Сезон охоты на меч-рыбу продолжается с марта до июля. В это время гурманы посещают Реджио. Средний вес хорошей рыбы составляет около ста двенадцати фун­тов, но иногда попадается и настоящий монстр. В каждом судне имеется команда из пяти рыбаков. Охота на меч-рыбу — дело выгодное, но и опасное. Раненая меч-рыба с верхней челюстью, вытянутой в мечевидный отросток, — опасный соперник. Если гарпунщик оплошает, рыба мо­жет сбросить его за борт.

Я никогда не ел меч-рыбу в других районах Италии. На нее столь большой спрос, что поедают ее в тех же мес­тах, где и ловят, и только небольшое количество консерви­руют в тузлуке или в оливковом масле. Рыба дорогая, но люди готовы платить за удовольствие. На латыни ее на­звание звучит как «ксиф гладий», на итальянском — «пеше спада», а на испанском — «пес эспада». Меч-рыбу ловят и возле берегов Испании, и везде она высоко ценится.

Лучший способ приготовления пеше спада придуман в Сицилии. Необходимо приготовить следующую смесь: чет­верть чашки оливкового масла, сок двух лимонов, чайная чашка нарубленной мяты, чайная ложка оригано; соль и Перец по вкусу.
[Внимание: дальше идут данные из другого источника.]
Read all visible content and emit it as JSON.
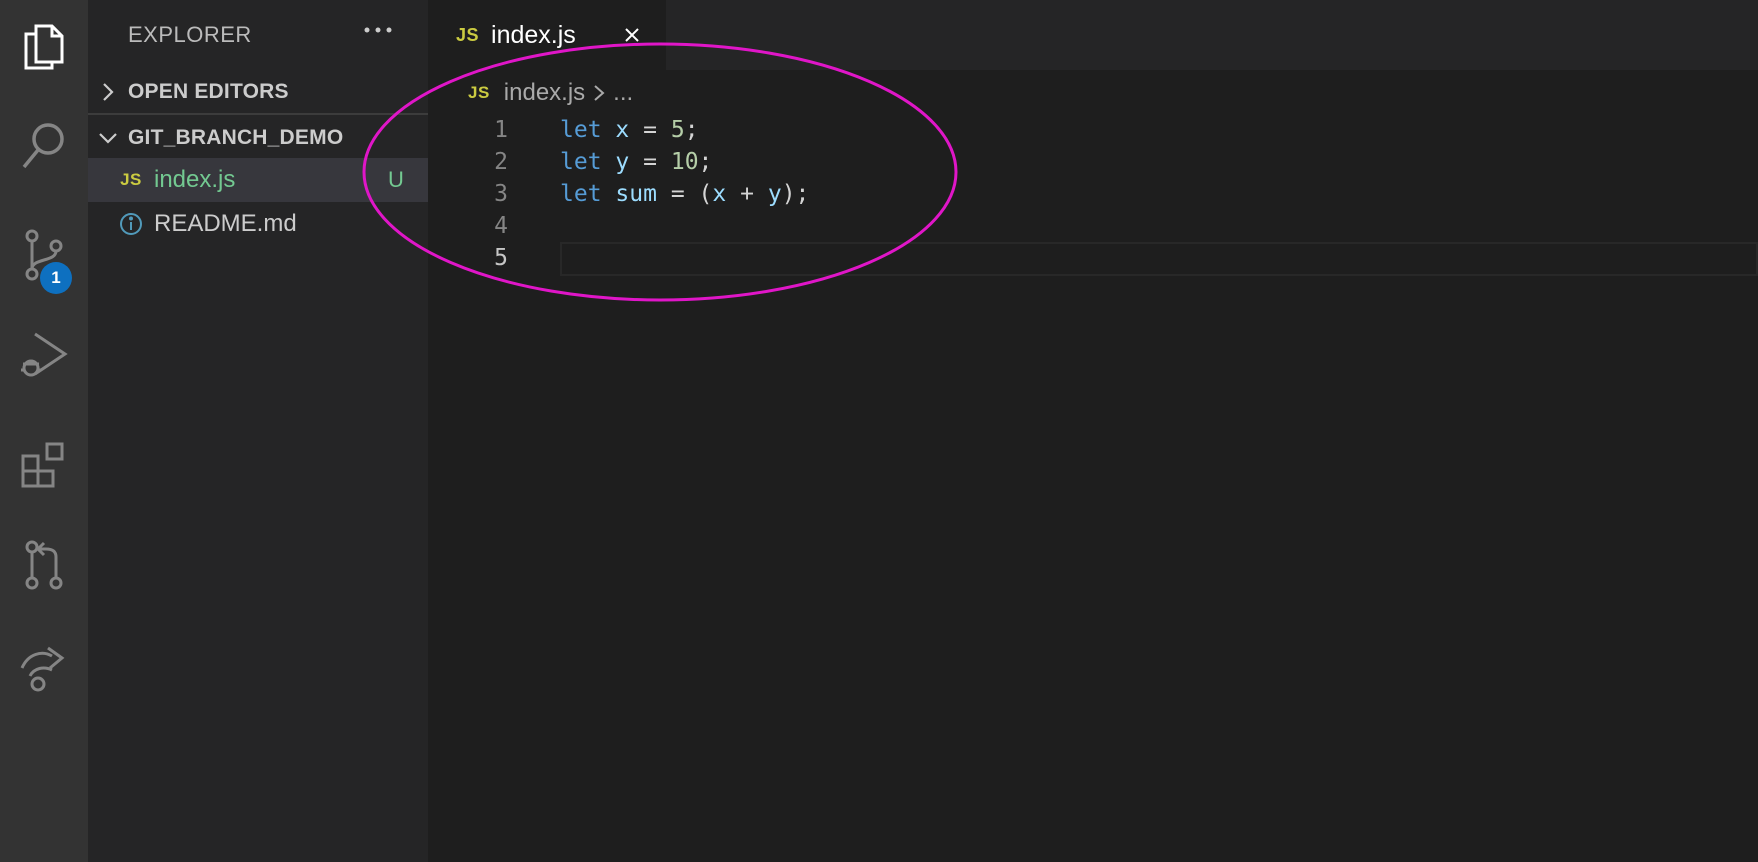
{
  "activity_bar": {
    "items": [
      "explorer-icon",
      "search-icon",
      "source-control-icon",
      "run-debug-icon",
      "extensions-icon",
      "pull-requests-icon",
      "live-share-icon"
    ],
    "source_control_badge": "1"
  },
  "sidebar": {
    "title": "EXPLORER",
    "open_editors_label": "OPEN EDITORS",
    "folder_label": "GIT_BRANCH_DEMO",
    "files": [
      {
        "name": "index.js",
        "icon": "js-file-icon",
        "status": "U",
        "active": true
      },
      {
        "name": "README.md",
        "icon": "info-icon",
        "status": "",
        "active": false
      }
    ]
  },
  "editor": {
    "tab": {
      "label": "index.js",
      "icon_text": "JS"
    },
    "breadcrumb": {
      "file": "index.js",
      "more": "..."
    },
    "current_line": 5,
    "lines": [
      {
        "number": "1"
      },
      {
        "number": "2"
      },
      {
        "number": "3"
      },
      {
        "number": "4"
      },
      {
        "number": "5"
      }
    ],
    "code": {
      "l1": {
        "kw": "let",
        "name": "x",
        "eq": "=",
        "val": "5",
        "end": ";"
      },
      "l2": {
        "kw": "let",
        "name": "y",
        "eq": "=",
        "val": "10",
        "end": ";"
      },
      "l3": {
        "kw": "let",
        "name": "sum",
        "eq": "=",
        "open": "(",
        "a": "x",
        "plus": "+",
        "b": "y",
        "close": ");"
      }
    }
  },
  "colors": {
    "annotation": "#e016c8",
    "keyword": "#569cd6",
    "variable": "#9cdcfe",
    "number": "#b5cea8",
    "untracked": "#73c991",
    "js_icon": "#cbcb41",
    "badge": "#0e70c0"
  },
  "js_icon_text": "JS"
}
Все тщательно перемешайте. Прежде чем положить кусок рыбы под гриль, намажьте ее как следует этой смесью и во время приготовления тоже смазывайте. На готовку уйдет семь минут. Рыбу следует держать на расстоянии четырех дюймов от пламени. Если кусок около дюйма толщиной, нет необходимости его переворачивать.

Чтобы отведать такое блюдо, надо по меньшей мере иметь саму рыбу! Если же меч-рыбу вы не добыли, може­те по указанному рецепту приготовить смесь, только не с мятой, а с зубком раздробленного чеснока и нарубленной петрушки. Обжарьте с этой смесью четверть цыпленка. Точно так же смажьте его перед приготовлением и во вре­мя готовки. Это самый лучший способ приготовления пти­цы. Когда будете ставить на стол, вылейте на цыпленка остальную смесь. И за дело!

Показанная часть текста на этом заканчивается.